Florida GOP: College Board Marxists don’t want students to learn about the many good things about chattel slavery
This (very well-reported) story about why Florida education administrators rejected AP’s African American studies course is sadly about what you’d expect:
But the state did not say that in many instances, its reviewers also made objections in the state’s attempt to sanitize aspects of slavery and the plight of African Americans throughout history, according to a Miami Herald/Tampa Bay Times review of internal state comments.
For example, a lesson in the Advanced Placement course focused on how Europeans benefited from trading enslaved people and the materials enslaved laborers produced. The state objected to the content, saying the instructional approach “may lead to a viewpoint of an ‘oppressor vs. oppressed’ based solely on race or ethnicity.”
It would be very problematic if students inferred an “oppressor vs. oppressed” narrative based solely on a white supremacist system of chattel slavery!
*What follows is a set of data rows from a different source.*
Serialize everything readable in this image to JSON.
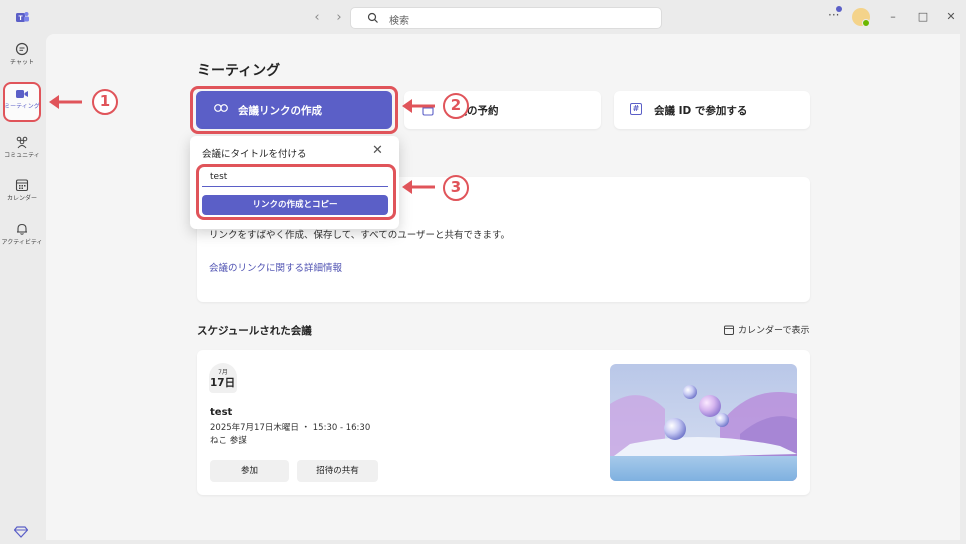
{
  "titlebar": {
    "search_placeholder": "検索",
    "nav_back": "‹",
    "nav_forward": "›",
    "more": "···",
    "minimize": "–",
    "maximize": "□",
    "close": "✕"
  },
  "rail": {
    "items": [
      {
        "label": "チャット",
        "icon": "chat-icon"
      },
      {
        "label": "ミーティング",
        "icon": "video-icon",
        "active": true
      },
      {
        "label": "コミュニティ",
        "icon": "community-icon"
      },
      {
        "label": "カレンダー",
        "icon": "calendar-icon"
      },
      {
        "label": "アクティビティ",
        "icon": "bell-icon"
      }
    ]
  },
  "page": {
    "title": "ミーティング"
  },
  "actions": {
    "create_link": "会議リンクの作成",
    "schedule": "会議の予約",
    "join_by_id": "会議 ID で参加する"
  },
  "popover": {
    "title": "会議にタイトルを付ける",
    "input_value": "test",
    "submit": "リンクの作成とコピー",
    "close": "✕"
  },
  "info": {
    "description": "リンクをすばやく作成、保存して、すべてのユーザーと共有できます。",
    "link": "会議のリンクに関する詳細情報"
  },
  "annotations": {
    "one": "1",
    "two": "2",
    "three": "3",
    "color": "#e0545a"
  },
  "scheduled": {
    "title": "スケジュールされた会議",
    "calendar_view": "カレンダーで表示",
    "meeting": {
      "month": "7月",
      "day": "17日",
      "title": "test",
      "time": "2025年7月17日木曜日 ・ 15:30 - 16:30",
      "organizer": "ねこ 参謀",
      "join": "参加",
      "share": "招待の共有"
    }
  },
  "colors": {
    "accent": "#5b5fc7",
    "annotation": "#e0545a"
  }
}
We need to hear Both Sides!
In another lesson about the beginnings of slavery, the course delved into how tens of thousands of enslaved Africans had been “removed from the continent to work on Portuguese-colonized Atlantic islands and in Europe” and how those “plantations became a model for slave-based economy in the Americans.”
n response, the state raised concerns that the unit “may not address the internal slave trade/system within Africa” and that it “may only present one side of this issue and may not offer any opposing viewpoints or other perspectives on the subject.”
It’s never been clear to me why “slavery also existed in other places” is some kind of important mitigating factor, but (and I think my personal God) I am not a Florida Republican.
The administrators also believed that the positive elements of the Fugitive Slave Act were not being sufficiently appreciated:
“Due to the high number of African Americans who fled enslavement, Congress enacted the Fugitive Slave Acts of 1793 and 1850, authorizing local governments to legally kidnap and return escaped refugees to their enslavers,” the lesson plan stated.
A state evaluator, however, argued this unit about the abolitionist movement could violate state rules because it was not “factually inclusive or balanced.” The evaluator also made the comment that it would be more “accurate” to say the word “owners” rather than enslavers and that white men like Benjamin Franklin and John Jay should be cited as original activists for the abolition movement.
The story does a great job of putting this in larger context:
The commentary is also an example of how Gov. Ron DeSantis has transformed the state’s education system in his quest to end what he calls “wokeism” and “liberal indoctrination” in schools — a fight that began in the aftermath of the pandemic and the Black Lives Matter movement that followed the high-profile murder of George Floyd at the hands of police in Minnesota.
“It’s not really about the course right? It’s kind of about putting down Black struggles for equality and freedom that have been going on for centuries at this point in time and making them into something that they are not through this kind of distorted rightist lens,” Weheliye said.
I’m so old I remember when conservatives used to rail against the alleged “moral relativism” of liberals.